An Electronic Power System in the PocketQube 60 femtosatellite form factor

Pinski1Pinski1 07/06/2015 at 21:060 Comments

So a few months back the PQ60 Standard group published a new PQ60 standard that redefined the board sizes and pin maps. This of course meant I needed to redesign my board so as to maintain comparability.

This time, with specific figures for how much each rail needed to be able to source I could design my EPS to fully met the specification. Of course to control the 6 switched power rails and collate the telemetry I'm adding a micro-controller to the EPS. I'm still somewhat against having separate switch-able rails. I feel that a satellite won't need the 6 switch-able rails and they become wasted pin space. On the other end of the scale the satellite needs more switch-able rails and so needs to come up with a creative way of sourcing new ones.

Regardless I now need to fit 8 current limiting switches and have 6 of them individually controllable. To fit these 8 switches with 2 levels of current limiting I've chosen the TPS2553. This chip is available in a tiny surface mount package and the current limit can be set with an external resistor.

I'm keeping the battery charger chip (MAX8606) the same but I've found a TI chip (BQ24072)

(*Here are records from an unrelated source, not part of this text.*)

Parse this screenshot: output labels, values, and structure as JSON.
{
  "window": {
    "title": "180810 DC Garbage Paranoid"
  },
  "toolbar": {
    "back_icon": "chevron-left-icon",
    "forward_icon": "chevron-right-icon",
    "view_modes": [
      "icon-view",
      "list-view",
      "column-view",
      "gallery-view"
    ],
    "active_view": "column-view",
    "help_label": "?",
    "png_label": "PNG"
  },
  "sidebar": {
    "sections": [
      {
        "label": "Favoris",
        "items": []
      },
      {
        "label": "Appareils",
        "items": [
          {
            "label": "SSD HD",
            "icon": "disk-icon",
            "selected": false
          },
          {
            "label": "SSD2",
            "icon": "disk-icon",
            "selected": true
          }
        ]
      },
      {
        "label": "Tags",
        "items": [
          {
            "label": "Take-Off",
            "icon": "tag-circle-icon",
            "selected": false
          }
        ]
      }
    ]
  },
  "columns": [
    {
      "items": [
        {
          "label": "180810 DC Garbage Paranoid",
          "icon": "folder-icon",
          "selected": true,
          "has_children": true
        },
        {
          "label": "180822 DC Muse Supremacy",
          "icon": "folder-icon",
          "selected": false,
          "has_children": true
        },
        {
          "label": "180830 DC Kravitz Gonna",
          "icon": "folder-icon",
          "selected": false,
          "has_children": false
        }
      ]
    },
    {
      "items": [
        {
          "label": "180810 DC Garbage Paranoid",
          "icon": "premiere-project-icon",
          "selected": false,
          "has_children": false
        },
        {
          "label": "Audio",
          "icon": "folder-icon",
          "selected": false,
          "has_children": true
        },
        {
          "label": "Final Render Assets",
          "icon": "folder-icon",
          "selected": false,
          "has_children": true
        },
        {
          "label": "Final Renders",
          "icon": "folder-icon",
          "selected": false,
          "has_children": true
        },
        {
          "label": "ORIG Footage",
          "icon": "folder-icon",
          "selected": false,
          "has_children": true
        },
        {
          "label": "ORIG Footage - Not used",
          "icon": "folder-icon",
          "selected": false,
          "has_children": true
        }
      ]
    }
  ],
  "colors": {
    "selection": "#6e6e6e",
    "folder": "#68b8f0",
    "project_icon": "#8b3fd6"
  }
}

that has most of the same functions. I'm also keeping the Boost-Buck converter (TPS63001) the same as it can supply the required current.

A big change I've made is to move the Maximum Power Point Tracking (MPPT) circuitry to the top of the board. I decided that it would be too hard to solder the complex circuitry on both sides of the PCB. To do this I also combined two of the channels as on a 6 sided satellite only 3 faces can ever be illuminated at once so by connecting opposite faces in parallel more efficient use of the MPPTs can be made.

The biggest change is to add a micro-controller to the EPS. This causes a lot more work as now code must be written, and tested, and verified etc. But it does allow me to build in better features improving the safety and ease of interfacing. I've chosen the Feescale KL05 as it is cost effective, I have some experience of using it and it is mbed compatible.

The next step is to actually order the boards & parts and get it made up. Then I will need to start testing it!